Een toneelstuk, zoals de meesten van jullie wel weten, is een toneelstuk waarbij levende acteurs op een podium staan en een verhaal uitbeelden voor een publiek. Tijdens de Middeleeuwen waren de meeste toneelstukken religieus en werden ze gebruikt om mensen te leren over de Bijbel, het leven van heiligen, of hoe je je leven op de juiste manier moet leiden. Er waren drie verschillende soorten toneelstukken die in de middeleeuwen werden opgevoerd; het mysteriespel, het mirakelspel en het moraliteitsspel.
Mysteriespelen waren verhalen die uit de Bijbel waren gehaald. Elk toneelstuk had vier of vijf verschillende scènes of bedrijven. De priesters en monniken waren de acteurs. Elke scène of handeling werd op een andere plaats in de stad opgevoerd en de mensen trokken van het ene toneel naar het andere om het stuk te bekijken. Het stuk eindigde meestal buiten de kerk, zodat de mensen na het kijken naar het stuk naar de kerk gingen om een preek te horen.

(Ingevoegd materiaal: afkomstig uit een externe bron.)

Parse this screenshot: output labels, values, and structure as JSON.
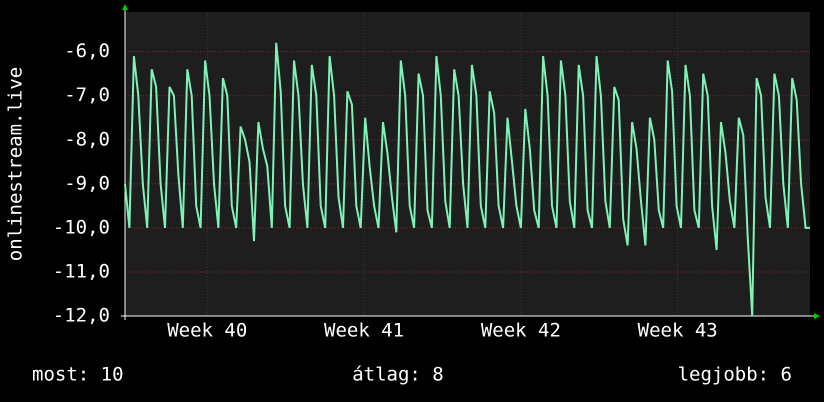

Het mirakelspel ging over het leven of de daden van een heilige, meestal over de daden die van die persoon een heilige maakten. Een populair mirakelspel ging over Sint Joris en de draak.
Moraliteitsspelen waren bedoeld om mensen een lesje te leren over hoe ze hun leven moesten leiden volgens de regels van de kerk.
Soms hadden deze toneelstukken uitgebreide decors, soms helemaal geen decors. Het leek niet uit te maken. De mensen woonden deze toneelstukken bij. Ze hoefden niet, maar het was een onderbreking van hun normale dagelijkse leven.